Do you remember the moment you stopped believing in Santa Claus? Personally, I was always a skeptic. My suspicions were confirmed early on by my grandmother, who ever-so-tactfully blurted out,
"She doesn't still believe in Santa, does she? " to my shocked and infuriated mother, right in front of me at around age 6. I was unphased, although I gave an Oscar-worthy performance of "devastated" and "will likely need therapy later in life." This only served to perpetuate what would come to be known as my "know-it-all" phase...which is on-going, btw. While other kids were peacefully dreaming of Santa landing on their roof, or the tooth fairy sprinkling them with sleep dust, I was plotting ways in which I could disprove their existence, so that the charade could be dropped. Come to think of it, I was kind of an asshole kid. I did the normal tests of course: I asked my parents a billion questions so they would have to provide some sort of semi-logical explanation for the wonderment of money appearing under my pillow when I placed a tooth under there, or how Santa managed to get presents under our tree when we didn't have a chimney. I wasn't placated by their answers, however, regardless of how creative they were. I believe my dad made the mistake of telling me that the tooth fairy just "knew" when to retrieve the tooth and pay up. Rookie move on his part; so, naturally, I had to test it. I recall having an every-so-slightly loose tooth, one that no-one would have expected or suspected of falling out for a while. That tooth didn't see what hit it - I gave it hell right before bed one night and slyly placed it under my pillow.
The next morning, no dough, just as I suspected.

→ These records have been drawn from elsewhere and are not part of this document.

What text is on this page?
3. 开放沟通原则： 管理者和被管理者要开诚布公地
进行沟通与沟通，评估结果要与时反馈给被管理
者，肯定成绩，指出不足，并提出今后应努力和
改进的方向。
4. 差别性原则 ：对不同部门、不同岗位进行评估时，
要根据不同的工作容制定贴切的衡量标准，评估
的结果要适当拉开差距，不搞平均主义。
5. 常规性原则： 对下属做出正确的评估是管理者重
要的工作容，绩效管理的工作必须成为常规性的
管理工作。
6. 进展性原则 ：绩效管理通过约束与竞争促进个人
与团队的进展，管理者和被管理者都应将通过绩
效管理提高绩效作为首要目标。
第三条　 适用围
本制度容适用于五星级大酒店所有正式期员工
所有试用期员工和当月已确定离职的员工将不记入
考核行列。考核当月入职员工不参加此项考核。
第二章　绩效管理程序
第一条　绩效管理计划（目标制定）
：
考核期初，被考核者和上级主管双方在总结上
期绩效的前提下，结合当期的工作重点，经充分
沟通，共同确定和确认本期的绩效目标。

Did I get up and tell my parents about the great injustice I had endured at the hands of the so-called "tooth fairy" and demand answers or sympathy? No, I was an asshole, remember? I didn't tell them, but I held them in silent and (to them) perplexing contempt, brooding and huffing and puffing for days, making outrageous claims, such as having never experienced a good day in my whole life...at 5. Worse than telling them the gig was up, I made them continue the charade, made them really work for the tooth fairy/ Santa Claus street cred for years to come. Sorry, mom and dad.
So here's what's really at the end of the rainbow:
End of the Rainbow |
Rural America? Grain silos? Well, who knew? Maybe not the pot o' gold you were hoping for; but, technically, wheat is "Saskatchewan gold."